Le procès intenté par le Directeur des poursuites publiques (DPP) à la Mauritius Commercial Bank (MCB) dans l’affaire de la National Pension Fund (NPF) s’est poursuivi aujourd’hui devant la Cour intermédiaire. Les débats ont tourné autour de la motion de la défense, contestant que la mémoire de la Principal Accountant Amina Rojoa soit ravivée à chaque question de la Poursuite. Lors de l’audition d’hier, Amina Rojoa a en effet, à maintes reprises, dit à la cour qu’elle ne se souvenait plus des événements, poussant la Poursuite à lui lire ses dépositions consignées à la police en 2003. Les magistrats Renuka Dabee et Vijay Appadoo feront connaître leur ‘ruling’ jeudi.
Si au début de l’interrogatoire, la défense représentée par Me Maxime Sauzier Sc, Me Eric Ribot Sc et Ribot Jr n’avait aucune objection à ce que les dépositions données par Amina Rojoa en 2003 lui soit lues afin de raviver sa mémoire quant aux différents événements autour de l’affaire MCB/NPF, elle a par la suite fait part de son désaccord quand, à chaque question, le témoin ne pouvait se souvenir de quoi que ce soit. En effet, à maintes reprises Amina Rojoa devait dire à la Cour « I cannot recall », demandant que ce qu’elle avait dit dans ses dépositions à l’ICAC en février 2003 soit pris en considération. L’ancienne Principal Accountant du ministère de la Sécurité Sociale justifie ses oublis par le fait que plus de dix ans ont passé depuis cette affaire et qu’avec l’âge comme tout le monde elle oublie des choses. Les deux parties ont ainsi présenté leurs arguments autour de la motion pour contester que l’exercice de lui rafraîchir la mémoire soit conduit de façon à lui donner les réponses aux questions.

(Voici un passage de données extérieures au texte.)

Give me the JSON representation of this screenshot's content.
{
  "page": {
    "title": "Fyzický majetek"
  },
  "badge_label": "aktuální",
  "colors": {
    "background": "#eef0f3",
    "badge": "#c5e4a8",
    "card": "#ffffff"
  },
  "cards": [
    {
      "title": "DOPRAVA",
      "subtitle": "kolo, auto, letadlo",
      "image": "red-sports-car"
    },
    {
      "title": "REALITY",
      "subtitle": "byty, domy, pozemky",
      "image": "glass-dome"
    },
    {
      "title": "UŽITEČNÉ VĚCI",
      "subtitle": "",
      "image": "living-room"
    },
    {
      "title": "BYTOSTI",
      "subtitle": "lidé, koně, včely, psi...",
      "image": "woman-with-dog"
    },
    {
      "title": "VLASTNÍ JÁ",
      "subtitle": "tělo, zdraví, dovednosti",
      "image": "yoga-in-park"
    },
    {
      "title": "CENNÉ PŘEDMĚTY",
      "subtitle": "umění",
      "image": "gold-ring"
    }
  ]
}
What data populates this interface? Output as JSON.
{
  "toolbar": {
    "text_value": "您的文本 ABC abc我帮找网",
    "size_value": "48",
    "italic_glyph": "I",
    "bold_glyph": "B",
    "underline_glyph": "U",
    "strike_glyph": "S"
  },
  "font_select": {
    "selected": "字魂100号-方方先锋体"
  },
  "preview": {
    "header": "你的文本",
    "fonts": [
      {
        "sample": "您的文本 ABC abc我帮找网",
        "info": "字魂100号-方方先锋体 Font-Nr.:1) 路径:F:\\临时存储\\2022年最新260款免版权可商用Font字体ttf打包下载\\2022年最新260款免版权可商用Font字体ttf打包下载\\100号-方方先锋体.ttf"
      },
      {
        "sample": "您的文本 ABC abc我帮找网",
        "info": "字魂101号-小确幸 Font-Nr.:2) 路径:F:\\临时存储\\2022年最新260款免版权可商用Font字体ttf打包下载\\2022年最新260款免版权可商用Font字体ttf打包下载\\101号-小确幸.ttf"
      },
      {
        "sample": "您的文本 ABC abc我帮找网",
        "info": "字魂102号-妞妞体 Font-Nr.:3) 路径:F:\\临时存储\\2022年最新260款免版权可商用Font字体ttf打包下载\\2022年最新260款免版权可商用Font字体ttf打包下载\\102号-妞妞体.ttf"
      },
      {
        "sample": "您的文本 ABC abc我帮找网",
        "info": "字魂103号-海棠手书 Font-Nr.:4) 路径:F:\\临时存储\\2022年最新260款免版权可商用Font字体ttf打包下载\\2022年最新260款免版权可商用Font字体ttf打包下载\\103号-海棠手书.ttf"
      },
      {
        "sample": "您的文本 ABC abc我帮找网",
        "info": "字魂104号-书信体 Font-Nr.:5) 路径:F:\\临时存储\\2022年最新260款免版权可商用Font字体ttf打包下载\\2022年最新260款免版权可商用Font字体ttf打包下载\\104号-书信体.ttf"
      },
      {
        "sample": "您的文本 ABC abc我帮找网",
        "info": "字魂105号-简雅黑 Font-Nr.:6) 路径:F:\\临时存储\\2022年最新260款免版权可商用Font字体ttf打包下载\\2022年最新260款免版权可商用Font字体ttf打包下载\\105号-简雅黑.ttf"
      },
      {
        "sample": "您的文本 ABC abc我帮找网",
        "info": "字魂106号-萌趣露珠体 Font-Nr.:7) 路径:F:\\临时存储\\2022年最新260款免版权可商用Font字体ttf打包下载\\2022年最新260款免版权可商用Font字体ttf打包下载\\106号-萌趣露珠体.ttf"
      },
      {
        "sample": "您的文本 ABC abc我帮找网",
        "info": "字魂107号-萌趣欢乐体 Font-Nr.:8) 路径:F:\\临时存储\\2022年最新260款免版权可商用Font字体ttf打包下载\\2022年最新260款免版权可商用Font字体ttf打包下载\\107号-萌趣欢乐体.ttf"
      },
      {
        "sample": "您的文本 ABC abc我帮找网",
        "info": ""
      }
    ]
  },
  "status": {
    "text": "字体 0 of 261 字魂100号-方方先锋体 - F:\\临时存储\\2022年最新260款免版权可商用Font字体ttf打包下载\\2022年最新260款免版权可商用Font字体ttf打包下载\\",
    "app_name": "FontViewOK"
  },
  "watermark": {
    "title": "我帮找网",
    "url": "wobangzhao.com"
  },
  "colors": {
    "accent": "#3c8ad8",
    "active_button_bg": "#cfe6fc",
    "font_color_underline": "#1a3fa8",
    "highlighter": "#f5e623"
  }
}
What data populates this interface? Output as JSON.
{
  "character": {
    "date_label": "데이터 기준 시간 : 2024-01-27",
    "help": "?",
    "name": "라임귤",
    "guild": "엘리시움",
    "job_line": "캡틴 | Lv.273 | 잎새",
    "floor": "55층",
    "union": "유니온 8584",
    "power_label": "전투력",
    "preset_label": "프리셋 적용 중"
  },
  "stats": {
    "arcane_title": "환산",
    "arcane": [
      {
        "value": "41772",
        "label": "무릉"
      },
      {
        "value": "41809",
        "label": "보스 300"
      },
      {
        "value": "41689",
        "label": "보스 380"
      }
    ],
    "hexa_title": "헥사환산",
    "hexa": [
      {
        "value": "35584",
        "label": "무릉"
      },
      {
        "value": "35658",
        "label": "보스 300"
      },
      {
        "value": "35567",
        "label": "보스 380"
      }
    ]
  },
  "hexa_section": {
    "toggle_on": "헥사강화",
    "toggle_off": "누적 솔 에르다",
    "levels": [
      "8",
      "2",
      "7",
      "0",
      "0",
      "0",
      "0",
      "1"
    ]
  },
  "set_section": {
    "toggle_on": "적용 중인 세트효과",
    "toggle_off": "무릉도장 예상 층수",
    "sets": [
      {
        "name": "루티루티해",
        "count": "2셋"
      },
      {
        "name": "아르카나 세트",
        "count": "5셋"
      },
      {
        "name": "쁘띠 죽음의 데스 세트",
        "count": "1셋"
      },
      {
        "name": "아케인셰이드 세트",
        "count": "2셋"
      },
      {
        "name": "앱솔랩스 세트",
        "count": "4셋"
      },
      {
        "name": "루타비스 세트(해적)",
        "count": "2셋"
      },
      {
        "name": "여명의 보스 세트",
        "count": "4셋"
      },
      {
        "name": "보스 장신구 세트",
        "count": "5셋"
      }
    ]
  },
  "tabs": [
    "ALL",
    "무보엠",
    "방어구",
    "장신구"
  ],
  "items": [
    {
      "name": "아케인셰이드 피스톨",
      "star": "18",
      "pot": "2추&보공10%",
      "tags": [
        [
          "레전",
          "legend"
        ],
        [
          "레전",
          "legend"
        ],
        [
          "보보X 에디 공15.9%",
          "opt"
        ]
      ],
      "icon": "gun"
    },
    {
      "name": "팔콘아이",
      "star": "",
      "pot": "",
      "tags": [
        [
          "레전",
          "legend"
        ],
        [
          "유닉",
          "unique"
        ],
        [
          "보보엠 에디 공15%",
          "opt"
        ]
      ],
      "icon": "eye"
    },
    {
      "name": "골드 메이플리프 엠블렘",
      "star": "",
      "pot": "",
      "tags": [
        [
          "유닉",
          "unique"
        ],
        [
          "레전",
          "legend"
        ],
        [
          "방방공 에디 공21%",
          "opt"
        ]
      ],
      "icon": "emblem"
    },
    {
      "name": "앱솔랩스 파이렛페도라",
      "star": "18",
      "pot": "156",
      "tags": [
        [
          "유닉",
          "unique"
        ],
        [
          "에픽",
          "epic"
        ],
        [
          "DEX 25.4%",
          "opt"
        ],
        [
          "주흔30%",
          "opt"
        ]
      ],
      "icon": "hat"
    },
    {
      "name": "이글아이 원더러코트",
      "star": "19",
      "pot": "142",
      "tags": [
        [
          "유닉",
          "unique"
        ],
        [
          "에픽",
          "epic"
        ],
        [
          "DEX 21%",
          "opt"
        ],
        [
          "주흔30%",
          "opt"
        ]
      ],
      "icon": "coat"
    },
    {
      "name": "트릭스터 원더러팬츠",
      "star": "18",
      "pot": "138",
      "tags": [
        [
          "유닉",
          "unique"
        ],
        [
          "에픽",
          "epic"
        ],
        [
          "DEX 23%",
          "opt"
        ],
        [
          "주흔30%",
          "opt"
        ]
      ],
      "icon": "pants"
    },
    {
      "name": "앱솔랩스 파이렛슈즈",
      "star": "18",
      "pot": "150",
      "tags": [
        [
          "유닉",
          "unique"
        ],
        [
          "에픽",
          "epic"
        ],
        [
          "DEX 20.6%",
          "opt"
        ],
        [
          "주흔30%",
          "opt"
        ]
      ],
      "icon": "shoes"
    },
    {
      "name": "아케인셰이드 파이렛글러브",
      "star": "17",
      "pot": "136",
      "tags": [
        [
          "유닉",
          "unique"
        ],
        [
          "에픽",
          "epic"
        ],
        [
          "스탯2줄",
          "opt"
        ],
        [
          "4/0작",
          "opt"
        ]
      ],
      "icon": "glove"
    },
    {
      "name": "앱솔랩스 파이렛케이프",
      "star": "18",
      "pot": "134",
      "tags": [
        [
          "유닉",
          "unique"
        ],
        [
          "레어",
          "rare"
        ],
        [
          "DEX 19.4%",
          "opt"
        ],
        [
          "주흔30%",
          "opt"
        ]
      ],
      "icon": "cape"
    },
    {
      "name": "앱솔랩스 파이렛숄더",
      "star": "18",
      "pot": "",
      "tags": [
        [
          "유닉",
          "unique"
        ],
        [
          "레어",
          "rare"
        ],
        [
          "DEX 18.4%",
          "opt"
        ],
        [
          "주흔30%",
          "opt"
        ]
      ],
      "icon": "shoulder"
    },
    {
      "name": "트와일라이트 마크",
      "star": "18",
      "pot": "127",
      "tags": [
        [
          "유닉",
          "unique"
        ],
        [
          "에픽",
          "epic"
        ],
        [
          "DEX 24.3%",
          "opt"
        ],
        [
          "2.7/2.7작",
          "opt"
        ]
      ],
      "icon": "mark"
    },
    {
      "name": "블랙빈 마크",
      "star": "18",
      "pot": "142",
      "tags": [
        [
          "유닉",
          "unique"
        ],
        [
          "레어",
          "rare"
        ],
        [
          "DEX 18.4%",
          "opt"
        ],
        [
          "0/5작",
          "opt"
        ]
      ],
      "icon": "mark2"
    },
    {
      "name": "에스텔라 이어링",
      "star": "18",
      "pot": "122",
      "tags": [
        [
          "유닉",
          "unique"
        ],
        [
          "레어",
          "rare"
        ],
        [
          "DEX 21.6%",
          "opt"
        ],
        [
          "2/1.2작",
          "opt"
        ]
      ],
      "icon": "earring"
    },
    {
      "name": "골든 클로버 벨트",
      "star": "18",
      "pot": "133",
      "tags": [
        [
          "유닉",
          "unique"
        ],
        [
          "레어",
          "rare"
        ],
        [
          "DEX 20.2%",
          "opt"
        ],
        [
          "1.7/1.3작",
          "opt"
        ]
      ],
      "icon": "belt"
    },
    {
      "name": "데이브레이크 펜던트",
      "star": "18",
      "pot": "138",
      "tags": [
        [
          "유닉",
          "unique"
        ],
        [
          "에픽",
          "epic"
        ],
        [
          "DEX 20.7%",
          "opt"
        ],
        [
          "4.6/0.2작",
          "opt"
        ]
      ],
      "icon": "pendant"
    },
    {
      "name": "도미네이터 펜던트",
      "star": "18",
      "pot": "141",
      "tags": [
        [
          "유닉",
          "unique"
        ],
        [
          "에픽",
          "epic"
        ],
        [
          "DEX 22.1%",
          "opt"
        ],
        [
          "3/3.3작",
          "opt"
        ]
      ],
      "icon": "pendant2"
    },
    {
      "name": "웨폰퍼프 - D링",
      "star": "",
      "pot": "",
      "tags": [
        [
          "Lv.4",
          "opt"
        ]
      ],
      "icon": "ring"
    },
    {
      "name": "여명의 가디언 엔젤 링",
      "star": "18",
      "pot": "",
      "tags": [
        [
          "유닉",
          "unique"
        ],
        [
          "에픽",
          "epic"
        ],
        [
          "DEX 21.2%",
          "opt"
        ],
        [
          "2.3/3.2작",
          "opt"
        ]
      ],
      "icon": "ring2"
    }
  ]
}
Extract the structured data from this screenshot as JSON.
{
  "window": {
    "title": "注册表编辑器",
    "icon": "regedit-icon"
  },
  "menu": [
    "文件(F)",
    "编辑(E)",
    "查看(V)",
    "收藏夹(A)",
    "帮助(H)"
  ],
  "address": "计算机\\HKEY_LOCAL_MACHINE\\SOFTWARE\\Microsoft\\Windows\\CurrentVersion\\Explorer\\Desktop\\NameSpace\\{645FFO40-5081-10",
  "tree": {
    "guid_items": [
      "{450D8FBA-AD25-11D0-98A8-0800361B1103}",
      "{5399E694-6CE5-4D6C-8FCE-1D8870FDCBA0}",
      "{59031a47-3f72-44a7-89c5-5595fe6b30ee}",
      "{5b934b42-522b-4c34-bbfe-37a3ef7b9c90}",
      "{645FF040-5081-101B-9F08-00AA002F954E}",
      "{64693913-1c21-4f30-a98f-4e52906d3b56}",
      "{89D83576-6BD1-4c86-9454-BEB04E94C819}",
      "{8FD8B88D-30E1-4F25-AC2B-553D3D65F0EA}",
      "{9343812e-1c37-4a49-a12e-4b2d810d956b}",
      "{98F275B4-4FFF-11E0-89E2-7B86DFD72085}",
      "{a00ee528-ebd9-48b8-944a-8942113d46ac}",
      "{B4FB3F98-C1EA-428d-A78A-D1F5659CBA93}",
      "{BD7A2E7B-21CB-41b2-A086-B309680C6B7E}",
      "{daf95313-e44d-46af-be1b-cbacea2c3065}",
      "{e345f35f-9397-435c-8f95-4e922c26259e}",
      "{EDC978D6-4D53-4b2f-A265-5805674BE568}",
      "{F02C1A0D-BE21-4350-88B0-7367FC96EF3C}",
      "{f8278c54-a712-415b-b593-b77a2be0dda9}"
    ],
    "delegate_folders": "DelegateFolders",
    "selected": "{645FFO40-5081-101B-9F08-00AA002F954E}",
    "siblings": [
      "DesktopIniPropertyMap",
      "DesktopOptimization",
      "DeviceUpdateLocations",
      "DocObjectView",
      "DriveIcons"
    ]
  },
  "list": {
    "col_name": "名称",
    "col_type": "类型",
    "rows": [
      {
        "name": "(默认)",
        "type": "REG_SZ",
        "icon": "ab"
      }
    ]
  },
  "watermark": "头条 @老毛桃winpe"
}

Dans sa plaidoirie, Me Eric Ribot a a souligné que l’exercice de rafraîchir la mémoire d’un témoin est inévitable lors d’un procès en Cour mais que l’objection de la défense repose sur le fait que le faire tout au long de l’interrogatoire n’est pas admissible alors que le témoin continue à dire qu’elle ne se souvient pas. Il a aussi attiré l’attention des magistrats sur le fait que le témoin avait déclaré en cour que « I have deliberately shut my mind as I do not want to remember all this ». Me Ribot s’est aussi appesanti sur le fait que d’autre témoins qui ont déposé ont confirmé que Mme Rojoa était la personne la mieux placée pour répondre aux questions quand aux fonds des National Pension Fund et National Savings Fund. Me Ribot a cité plusieurs point de droit et d’autres cas où l’exercice de rafraîchir la mémoire d’un témoin a fait l’objet d’un débat en cour. « It is not only refreshing her memory merely by reading statements and merely affirming and hearing that she says I do not remember, if it is in my statement, it is true. The memory of Mrs Rojoa does not seem to refreshed inspite of this exercise conducted by the prosecution », a souligné l’avocat. Ce dernier a aussi ajouté que si cela continue ce sera injuste envers la défense lors du contre-interrogatoire.
La poursuite menée par Me Rashid Amine a pour sa part soutenu qu’il n’y a aucune loi qui limite le nombre de fois qu’un avocat peut rafraîchir la mémoire d’un témoin. Il est d’avis que c’est à la Cour de décider de la crédibilité d’un témoin qui au cours de sa déposition a pris support avec ce qu’elle avait dit dans sa déposition pour se souvenir des détails de l’affaire. La poursuite a aussi attiré l’attention de la Cour sur le fait que l’affaire MCB/ NPF remonte à plus de dix ans. Se référant à d’autres procès et juridictions, Me Amine a demandé à la Cour que l’exercice de rafraîchir la mémoire d’un témoin ne soit pas considéré simplement comme un test de mémoire mais plutôt comme une occasion pour connaître la vérité. « It is up to the court to decide in the interest of justice not to deprive the court of the best chance of hearing the truth », a-t-il soutenu. Le ruling sera rendu jeudi.